The Shiro, or Nijo castle, half a mile south of the palace, where the Shoguns flaunted their wealth and power, is a splendid relic of feudal days. The broad moat, drawbridge, strong walls, and tower-topped gate-ways and angles date from the middle of the sixteenth century. The great gate-way inside the first wall is a mass of elaborate metal ornament, from the sockets of the corner posts to the ridge-pole, but the many trefoils of the Tokugawas have been everywhere covered by the imperial chrysanthemum. All the rooms, but especially the two splendid audience-chambers, with a broad dais before each tokonoma, are marvels of decorative art, rich in gilded screens, with exquisite paintings and fine metal work, wonderfully carved ramma, and sunken ceiling panels, ornamented with flower circles, crests, and geometric designs. But, alas! a hideous Brussels carpet, a round centre-table, and a ring of straight-backed chairs have crowded their vulgar way into these stately rooms, as into every government building and office, large shop, and tea-house in Kioto.

The Shoguns had the Kinkakuji, the Ginkakuji, and other suburban villas to which they might resort, and in which many of them ended their days as abbots and priests. The Emperors had only the exquisite Shugakuin gardens at the foot of Mount Hiyeizan for their pleasurings, until the Restoration gave all such rebel property to the crown. The Kinkakuji (the gold-covered pavilion) and the Ginkakuji (the silver-covered pavilion) stand at opposite sides of the city, each surrounded with landscape-gardens, from which nearly all Japanese gardens are copied. Both are as old as the Ashikaga Shoguns, and both are now monasteries. The Kinkakuji is the larger, and was even more splendid before it was despoiled of so many rare and historic stones and garden ornaments, but the place is still a paradise. Yoshimitsu, third of the Ashikaga Shoguns, built the Kinkakuji, and thither the great Ashikaga retired to end his life.
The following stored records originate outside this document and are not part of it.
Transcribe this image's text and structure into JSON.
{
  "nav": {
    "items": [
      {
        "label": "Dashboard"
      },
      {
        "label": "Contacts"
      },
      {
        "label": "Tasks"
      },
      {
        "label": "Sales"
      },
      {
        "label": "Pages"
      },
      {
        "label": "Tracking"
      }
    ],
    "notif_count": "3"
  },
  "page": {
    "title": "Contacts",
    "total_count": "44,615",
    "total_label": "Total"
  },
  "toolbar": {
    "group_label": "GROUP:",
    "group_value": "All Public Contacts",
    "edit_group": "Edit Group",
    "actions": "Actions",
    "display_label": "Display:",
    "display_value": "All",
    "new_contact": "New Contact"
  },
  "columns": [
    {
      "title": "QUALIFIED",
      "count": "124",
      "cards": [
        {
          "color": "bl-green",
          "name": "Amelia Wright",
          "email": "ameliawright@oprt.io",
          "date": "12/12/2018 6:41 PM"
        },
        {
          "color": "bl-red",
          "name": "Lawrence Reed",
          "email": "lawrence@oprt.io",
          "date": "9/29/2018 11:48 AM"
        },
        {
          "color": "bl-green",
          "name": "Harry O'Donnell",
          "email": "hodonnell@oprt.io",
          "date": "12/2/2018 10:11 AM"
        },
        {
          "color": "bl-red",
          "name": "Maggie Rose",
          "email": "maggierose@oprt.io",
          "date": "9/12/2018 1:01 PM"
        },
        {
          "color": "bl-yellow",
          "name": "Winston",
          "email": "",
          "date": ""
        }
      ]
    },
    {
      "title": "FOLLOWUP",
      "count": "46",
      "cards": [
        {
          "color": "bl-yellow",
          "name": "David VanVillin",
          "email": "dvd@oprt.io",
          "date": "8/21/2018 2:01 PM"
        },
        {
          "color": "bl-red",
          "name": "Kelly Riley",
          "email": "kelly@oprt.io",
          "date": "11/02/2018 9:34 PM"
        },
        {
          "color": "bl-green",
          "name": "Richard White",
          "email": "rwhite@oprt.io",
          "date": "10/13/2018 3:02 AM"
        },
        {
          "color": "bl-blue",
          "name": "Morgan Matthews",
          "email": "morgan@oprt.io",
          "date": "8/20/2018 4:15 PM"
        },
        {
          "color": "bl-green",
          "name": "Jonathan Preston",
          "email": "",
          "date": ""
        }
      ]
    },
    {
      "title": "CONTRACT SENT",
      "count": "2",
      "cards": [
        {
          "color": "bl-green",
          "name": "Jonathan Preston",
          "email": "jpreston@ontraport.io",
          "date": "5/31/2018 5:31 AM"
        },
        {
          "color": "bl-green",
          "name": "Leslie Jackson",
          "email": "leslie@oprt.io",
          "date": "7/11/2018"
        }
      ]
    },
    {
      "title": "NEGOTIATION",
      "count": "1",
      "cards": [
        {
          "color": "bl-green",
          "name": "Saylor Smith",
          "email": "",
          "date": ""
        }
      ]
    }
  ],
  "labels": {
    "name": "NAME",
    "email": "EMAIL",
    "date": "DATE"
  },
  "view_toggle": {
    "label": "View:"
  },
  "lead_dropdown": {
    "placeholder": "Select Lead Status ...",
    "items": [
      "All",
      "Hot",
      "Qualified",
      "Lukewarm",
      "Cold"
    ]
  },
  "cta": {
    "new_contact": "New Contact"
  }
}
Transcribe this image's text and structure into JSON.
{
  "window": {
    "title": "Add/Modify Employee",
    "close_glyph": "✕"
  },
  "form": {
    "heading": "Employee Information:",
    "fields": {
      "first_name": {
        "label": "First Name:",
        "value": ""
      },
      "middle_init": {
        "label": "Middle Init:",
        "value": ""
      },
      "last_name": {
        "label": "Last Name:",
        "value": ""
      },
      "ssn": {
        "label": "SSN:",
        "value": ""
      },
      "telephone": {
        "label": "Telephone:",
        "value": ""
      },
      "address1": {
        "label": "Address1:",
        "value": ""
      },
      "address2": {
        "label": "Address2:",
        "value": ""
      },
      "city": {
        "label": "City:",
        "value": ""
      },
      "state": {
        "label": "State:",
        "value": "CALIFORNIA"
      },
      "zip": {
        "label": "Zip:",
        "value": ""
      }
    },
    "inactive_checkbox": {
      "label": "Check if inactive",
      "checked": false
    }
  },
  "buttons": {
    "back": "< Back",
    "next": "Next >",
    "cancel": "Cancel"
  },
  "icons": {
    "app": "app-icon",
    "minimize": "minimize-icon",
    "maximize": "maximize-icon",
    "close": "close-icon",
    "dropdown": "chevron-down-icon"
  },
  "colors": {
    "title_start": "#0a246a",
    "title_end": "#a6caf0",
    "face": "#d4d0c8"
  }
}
This refuge figures in the many novels of the time of the Ashikagas, when the War of the Chrysanthemums, the Japanese War of the Roses, raged, and the Emperors with the kugés suffered actual want and privation. The memory of this third Ashikaga is abhorred, because he paid tribute to China and accepted from that country in return the title of “King of Japan;” but he so fostered luxury and art that some of his other sins are forgiven him. The pretty little palace at the lake’s edge, with its golden roof and lacquered walls, has successfully withstood the centuries, and is still intact. In the monastery buildings near the gate-way are shown many wonderful kakemonos and screens, and in one court is a pine-tree trained in the shape of a junk, hull, mast, and sail perfectly reproduced in the feathery, living green needles of the tree. It is most interesting to see how the patient gardeners have bent, interlaced, tied, weighted down, and propped up the limbs and twigs to produce this model, with the slow labor of a century.